The cumulative distribution function (CDF) of a random variable \(X\) is a function that describes the probability that \(X\) will take on a value less than or equal to a given value. The CDF is the integral of the PDF.

For example, if the variable \(X\) is a continuous random variable over a range of \([-\infty, \infty]\) and the PDF of \(X\) is \(f(x)\), then the CDF of \(X\) is given by the integral of \(f(x)\) from \(-\infty\) to \(x\):

\[F(x) = \int_{-\infty}^{x} f(x) dx\]

Code

# This code plots the CDF of a normal distribution for two different values of mu and variance to illustrate the effect of these parameters on the shape of the CDF

import numpy as np
import matplotlib.pyplot as plt
from scipy.special import erf

x = np.arange(-5, 5, 0.01)

def normal_cdf(x, mu, sigma):
    return 0.5 * (1 + erf((x - mu) / (sigma * np.sqrt(2))))

y1 = normal_cdf(x, 0, 1)
y2 = normal_cdf(x, 0, 2)
y3 = normal_cdf(x, 1, 1)

plt.figure(figsize=(8, 6))
plt.plot(x, y1, label="mu=0, sigma^2=1", linewidth=2)
plt.plot(x, y2, label="mu=0, sigma^2=2", linewidth=2)
plt.plot(x, y3, label="mu=1, sigma^2=1", linewidth=2)
plt.xlabel("x")
plt.ylabel("F(x)")
plt.title("CDF of a normal distribution")
plt.legend(loc="lower right")
plt.grid(True)
plt.show()

CDF of normal distribution is given by:

\[F(x) = \frac{1}{2} \left(1 + \text{erf}\left(\frac{x-\mu}{\sigma\sqrt{2}}\right)\right)\]

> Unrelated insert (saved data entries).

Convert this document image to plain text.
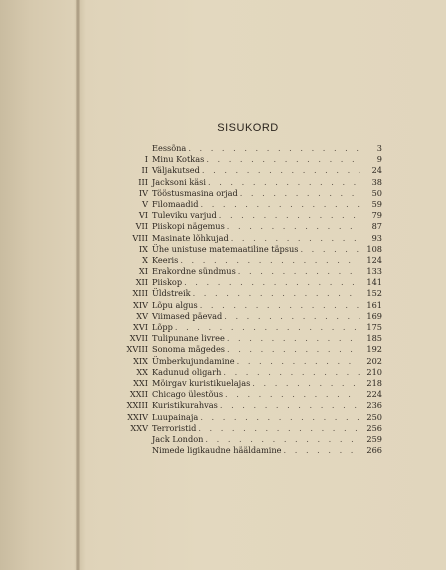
SISUKORD
Eessõna . . .	3
I Minu Kotkas . . .	9
II Väljakutsed . . .	24
III Jacksoni käsi . . .	38
IV Tööstusmasina orjad . . .	50
V Filomaadid . . .	59
VI Tuleviku varjud . . .	79
VII Piiskopi nägemus . . .	87
VIII Masinate lõhkujad . . .	93
IX Ühe unistuse matemaatiline täpsus . . .	108
X Keeris . . .	124
XI Erakordne sündmus . . .	133
XII Piiskop . . .	141
XIII Üldstreik . . .	152
XIV Lõpu algus . . .	161
XV Viimased päevad . . .	169
XVI Lõpp . . .	175
XVII Tulipunane livree . . .	185
XVIII Sonoma mägedes . . .	192
XIX Ümberkujundamine . . .	202
XX Kadunud oligarh . . .	210
XXI Möirgav kuristikuelajas . . .	218
XXII Chicago ülestõus . . .	224
XXIII Kuristikurahvas . . .	236
XXIV Luupainaja . . .	250
XXV Terroristid . . .	256
Jack London . . .	259
Nimede ligikaudne hääldamine . . .	266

Where \(\mu\) is the mean of the distribution and \(\sigma^2\) is the variance.

Compare the plots of the PDF and CDF of a normal distribution in the figures above. The CDF is the integral of the PDF, and as such, it is a measure of the probability that the random variable will take on a value less than or equal to a given value. The CDF is always non-decreasing and ranges from 0 to 1.

For a function \(F(x)\) to be a valid CDF, it must satisfy the following two properties:

\(0 \leq F(x) \leq 1\) for all \(x\)
\(\lim_{x \to -\infty} F(x) = 0\) and \(\lim_{x \to \infty} F(x) = 1\)

Bivariate Random Variables

A bivariate random variable is a random variable that takes on two values. The joint probability distribution of two random variables \(X\) and \(Y\) is a function that describes the probability of \(X\) taking on a value \(x\) and \(Y\) taking on a value \(y\). The joint probability distribution is denoted by \(P(X = x, Y = y)\).

If \(X\) and \(Y\) are both normal random variables, then the joint probability distribution is given by the following PDF:

\[P(x, y) = \frac{1}{2\pi\sigma_x\sigma_y\sqrt{1-\rho^2}} \exp\left(-\frac{1}{2(1-\rho^2)}\left(\frac{(x-\mu_x)^2}{\sigma_x^2} - 2\rho\frac{(x-\mu_x)(y-\mu_y)}{\sigma_x\sigma_y} + \frac{(y-\mu_y)^2}{\sigma_y^2}\right)\right)\]

where \(\mu_x\) and \(\mu_y\) are the means of \(X\) and \(Y\), \(\sigma_x^2\) and \(\sigma_y^2\) are the variances of \(X\) and \(Y\), and \(\rho\) is the correlation coefficient between \(X\) and \(Y\).